The endless ethno-nationalist conflict in American politics has, of late, revolved around two related dramas. One is a debate over President Obama’s patriotism, or Christianity, or alleged lack thereof. Another is a debate over Israeli Prime Minister Benjamin Netanyahu’s speech before Congress. Neoconservative activist and intellectual William Kristol brings the two episodes together in a fit of inadvertent insight, arguing in the same column that “Giuliani had struck a nerve,” and that Netanyahu is “more of an America-lover than Barack Obama.” Yes, that’s right. Kristol is simultaneously impugning the patriotism of the president of the United States and comparing him unfavorably to a foreign leader. Because the tension between these two beliefs has not even occurred to him, Kristol has brought together two arguments conservatives needed to keep apart.
The idea underlying Giuliani’s remarks — to the extent they expressed an idea at all, rather than racialized panic — is that true patriotism means loving your country as it is. This stands in contrast to liberal patriotism, which Obama and several previous Democratic presidents have expressed, which combines a love for country with a desire to bring its practices more closely into line with its ideals.
Of course, since ideals are never fully located within any country, conservative patriots tend to disdain liberal ones as faint-hearted cosmopolitans, lacking sufficiently deep-rooted loyalty. The right-wing patriotism is therefore traditionally hostile to minorities, who are seen as altering their country’s traditional makeup. This sort of patriotism can be directed against African-Americans, who (despite their long history in America) are suspected, not always without reason, of grievances that might weaken their loyalty. It is also directed against Jews, who are suspected of cosmopolitanism or dual loyalty.

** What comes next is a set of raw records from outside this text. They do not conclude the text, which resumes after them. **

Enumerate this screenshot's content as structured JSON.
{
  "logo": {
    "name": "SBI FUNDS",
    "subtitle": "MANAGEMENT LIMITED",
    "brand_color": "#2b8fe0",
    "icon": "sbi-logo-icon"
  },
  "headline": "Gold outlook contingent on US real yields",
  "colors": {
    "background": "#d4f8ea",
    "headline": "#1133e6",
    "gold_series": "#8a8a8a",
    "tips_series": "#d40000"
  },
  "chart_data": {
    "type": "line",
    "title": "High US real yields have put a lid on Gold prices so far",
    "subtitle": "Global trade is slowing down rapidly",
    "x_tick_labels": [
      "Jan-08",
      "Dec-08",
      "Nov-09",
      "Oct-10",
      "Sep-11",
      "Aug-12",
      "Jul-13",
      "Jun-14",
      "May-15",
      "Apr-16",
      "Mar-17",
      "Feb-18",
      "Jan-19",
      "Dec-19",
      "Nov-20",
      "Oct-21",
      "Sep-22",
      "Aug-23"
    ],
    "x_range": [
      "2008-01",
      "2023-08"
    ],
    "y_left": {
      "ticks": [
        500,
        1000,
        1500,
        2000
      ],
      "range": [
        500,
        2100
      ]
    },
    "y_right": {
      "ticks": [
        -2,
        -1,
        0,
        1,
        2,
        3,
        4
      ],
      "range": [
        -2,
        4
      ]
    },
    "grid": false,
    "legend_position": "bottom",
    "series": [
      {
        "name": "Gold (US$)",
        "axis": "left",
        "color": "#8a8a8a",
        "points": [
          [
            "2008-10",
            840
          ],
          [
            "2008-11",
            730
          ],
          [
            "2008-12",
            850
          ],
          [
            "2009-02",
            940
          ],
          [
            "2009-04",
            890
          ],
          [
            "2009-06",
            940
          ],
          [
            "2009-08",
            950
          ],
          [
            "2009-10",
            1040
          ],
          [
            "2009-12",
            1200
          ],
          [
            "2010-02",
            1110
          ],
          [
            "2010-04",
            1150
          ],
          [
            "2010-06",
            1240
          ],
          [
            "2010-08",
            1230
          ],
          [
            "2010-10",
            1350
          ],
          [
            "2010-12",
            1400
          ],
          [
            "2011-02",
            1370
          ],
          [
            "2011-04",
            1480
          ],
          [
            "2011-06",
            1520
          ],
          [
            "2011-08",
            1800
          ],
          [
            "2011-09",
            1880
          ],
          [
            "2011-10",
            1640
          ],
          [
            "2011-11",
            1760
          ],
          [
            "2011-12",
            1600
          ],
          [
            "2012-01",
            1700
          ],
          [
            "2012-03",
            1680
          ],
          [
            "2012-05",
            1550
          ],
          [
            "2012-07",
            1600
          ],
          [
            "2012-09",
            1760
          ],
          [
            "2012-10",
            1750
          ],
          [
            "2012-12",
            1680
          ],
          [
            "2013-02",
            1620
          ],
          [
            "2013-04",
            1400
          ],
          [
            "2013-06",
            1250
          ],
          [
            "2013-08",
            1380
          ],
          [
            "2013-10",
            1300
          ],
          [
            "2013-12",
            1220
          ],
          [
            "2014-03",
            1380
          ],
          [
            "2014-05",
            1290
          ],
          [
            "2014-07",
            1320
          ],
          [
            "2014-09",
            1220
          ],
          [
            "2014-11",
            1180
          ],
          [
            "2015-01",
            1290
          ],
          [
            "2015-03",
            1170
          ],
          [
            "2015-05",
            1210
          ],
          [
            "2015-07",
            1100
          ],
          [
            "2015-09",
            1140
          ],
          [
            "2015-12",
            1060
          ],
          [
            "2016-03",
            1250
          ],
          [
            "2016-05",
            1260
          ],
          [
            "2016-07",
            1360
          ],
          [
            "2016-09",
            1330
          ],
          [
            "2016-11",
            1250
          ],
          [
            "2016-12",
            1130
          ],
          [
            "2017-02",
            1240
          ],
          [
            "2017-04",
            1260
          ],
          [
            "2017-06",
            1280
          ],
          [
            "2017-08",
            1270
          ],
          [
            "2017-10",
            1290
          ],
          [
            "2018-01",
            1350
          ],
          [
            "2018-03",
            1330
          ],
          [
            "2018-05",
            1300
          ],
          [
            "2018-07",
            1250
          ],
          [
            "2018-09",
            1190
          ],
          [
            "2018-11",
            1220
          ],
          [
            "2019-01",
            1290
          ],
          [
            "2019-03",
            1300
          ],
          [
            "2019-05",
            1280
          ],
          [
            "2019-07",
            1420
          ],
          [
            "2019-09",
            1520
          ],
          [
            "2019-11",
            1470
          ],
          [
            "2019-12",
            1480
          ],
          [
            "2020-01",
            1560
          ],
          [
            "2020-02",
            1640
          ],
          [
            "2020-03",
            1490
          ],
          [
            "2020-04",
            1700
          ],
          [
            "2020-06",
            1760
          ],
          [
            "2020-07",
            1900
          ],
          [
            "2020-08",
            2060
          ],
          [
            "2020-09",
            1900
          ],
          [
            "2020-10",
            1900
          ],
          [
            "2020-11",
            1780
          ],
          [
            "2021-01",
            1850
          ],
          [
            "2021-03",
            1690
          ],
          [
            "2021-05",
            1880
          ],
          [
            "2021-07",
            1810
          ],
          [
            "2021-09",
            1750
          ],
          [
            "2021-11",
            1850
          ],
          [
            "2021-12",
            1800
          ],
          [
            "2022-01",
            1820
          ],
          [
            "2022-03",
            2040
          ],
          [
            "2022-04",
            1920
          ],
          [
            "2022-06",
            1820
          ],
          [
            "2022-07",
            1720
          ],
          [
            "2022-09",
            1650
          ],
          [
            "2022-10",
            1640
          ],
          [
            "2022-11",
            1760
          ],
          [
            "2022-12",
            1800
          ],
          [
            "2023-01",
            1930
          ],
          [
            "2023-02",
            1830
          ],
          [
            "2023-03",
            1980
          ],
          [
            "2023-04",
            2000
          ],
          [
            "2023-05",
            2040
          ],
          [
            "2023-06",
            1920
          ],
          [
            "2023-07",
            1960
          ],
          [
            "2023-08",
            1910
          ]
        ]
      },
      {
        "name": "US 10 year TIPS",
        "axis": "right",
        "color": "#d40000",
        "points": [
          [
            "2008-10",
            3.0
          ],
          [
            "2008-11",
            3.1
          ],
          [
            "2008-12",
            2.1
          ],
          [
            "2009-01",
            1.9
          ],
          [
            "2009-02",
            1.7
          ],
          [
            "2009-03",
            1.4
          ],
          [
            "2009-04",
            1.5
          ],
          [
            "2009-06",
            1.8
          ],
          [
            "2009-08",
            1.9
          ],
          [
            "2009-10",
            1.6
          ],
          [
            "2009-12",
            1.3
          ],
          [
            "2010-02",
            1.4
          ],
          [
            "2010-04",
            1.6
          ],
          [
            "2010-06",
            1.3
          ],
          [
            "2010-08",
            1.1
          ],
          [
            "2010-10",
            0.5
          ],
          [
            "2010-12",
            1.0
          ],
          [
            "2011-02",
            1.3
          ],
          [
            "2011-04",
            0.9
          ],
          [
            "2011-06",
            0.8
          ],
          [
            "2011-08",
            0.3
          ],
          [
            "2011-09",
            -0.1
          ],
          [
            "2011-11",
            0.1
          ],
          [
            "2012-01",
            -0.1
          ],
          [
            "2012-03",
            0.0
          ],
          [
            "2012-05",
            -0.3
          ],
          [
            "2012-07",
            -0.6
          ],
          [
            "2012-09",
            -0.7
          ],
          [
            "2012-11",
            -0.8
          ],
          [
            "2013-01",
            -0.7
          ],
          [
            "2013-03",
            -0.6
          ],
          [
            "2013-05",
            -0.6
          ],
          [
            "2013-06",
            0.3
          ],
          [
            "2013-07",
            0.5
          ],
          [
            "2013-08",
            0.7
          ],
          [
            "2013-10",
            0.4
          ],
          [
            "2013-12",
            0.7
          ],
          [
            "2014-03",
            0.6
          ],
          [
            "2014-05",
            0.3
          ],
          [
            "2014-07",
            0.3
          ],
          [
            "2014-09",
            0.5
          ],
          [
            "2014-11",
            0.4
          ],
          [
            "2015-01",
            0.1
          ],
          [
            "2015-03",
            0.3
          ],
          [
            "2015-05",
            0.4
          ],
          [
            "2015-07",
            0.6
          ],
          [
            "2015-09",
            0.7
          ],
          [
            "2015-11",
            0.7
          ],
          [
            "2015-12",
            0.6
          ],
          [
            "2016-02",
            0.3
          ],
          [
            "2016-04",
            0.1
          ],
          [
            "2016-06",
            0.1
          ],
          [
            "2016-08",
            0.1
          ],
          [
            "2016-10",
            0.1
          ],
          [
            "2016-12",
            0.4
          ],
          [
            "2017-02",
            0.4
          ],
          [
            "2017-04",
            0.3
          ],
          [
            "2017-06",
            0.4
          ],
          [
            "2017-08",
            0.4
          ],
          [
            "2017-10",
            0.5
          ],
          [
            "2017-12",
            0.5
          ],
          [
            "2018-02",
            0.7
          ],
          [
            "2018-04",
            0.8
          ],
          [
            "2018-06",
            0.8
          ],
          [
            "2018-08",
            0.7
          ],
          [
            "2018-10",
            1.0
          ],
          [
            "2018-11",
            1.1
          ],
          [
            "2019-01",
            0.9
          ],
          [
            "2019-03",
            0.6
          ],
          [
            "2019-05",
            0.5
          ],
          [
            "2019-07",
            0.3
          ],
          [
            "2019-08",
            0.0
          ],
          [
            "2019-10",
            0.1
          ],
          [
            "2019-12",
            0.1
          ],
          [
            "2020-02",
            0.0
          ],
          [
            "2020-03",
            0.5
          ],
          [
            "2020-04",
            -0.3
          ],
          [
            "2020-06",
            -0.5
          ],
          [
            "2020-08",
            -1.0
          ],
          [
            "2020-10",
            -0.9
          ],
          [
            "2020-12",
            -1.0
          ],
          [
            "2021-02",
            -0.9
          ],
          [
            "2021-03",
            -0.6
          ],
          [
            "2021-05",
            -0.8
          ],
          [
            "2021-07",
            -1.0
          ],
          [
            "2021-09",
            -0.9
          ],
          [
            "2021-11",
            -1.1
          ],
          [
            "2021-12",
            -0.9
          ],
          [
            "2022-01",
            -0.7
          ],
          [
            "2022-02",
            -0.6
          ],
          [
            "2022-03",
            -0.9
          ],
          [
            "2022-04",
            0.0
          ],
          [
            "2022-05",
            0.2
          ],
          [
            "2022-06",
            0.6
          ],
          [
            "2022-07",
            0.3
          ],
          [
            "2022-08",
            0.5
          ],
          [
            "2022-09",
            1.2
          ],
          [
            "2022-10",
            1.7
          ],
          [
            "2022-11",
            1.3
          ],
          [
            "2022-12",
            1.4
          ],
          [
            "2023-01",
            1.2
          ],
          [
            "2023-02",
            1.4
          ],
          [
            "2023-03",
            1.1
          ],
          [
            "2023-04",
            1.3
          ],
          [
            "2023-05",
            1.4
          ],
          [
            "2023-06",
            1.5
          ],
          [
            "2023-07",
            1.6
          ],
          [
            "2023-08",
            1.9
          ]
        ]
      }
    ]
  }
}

The Netanyahu controversy presents the right-left struggle in a very different context. Here conservatives are arguing, as liberals often do, that dissent is the highest form of patriotism. They are defending the right of a foreign leader to interfere with American foreign policy in a way that would be unimaginable if, say, Congressional Democrats had invited the French president to argue in 2003 against the Iraq War. Here conservatives are embracing a cosmopolitanism so broad they feel unembarrassed at conspiring with a foreign country to undermine their own country’s negotiations. They love America just as it is, except of course for the president and the majority that twice elected him.
Kristol detects no contradiction here. He disdains Obama as a rootless cosmopolitan (“Obama is very much in the mainstream of modern progressive thought in his embrace of cosmopolitanism and his distrust of nationalism”). In the next paragraph, he praises Netanyahu as a true lover of Americanism. (“Netanyahu, by contrast, is a patriot and a nationalist. He’s an Israeli patriot and nationalist. But he also appreciates the historic role and accomplishments of the great nation-states of the West.”) Netanyahu is the one who truly loves America. He loves it enough to stand up and tell it when it has gone horribly wrong.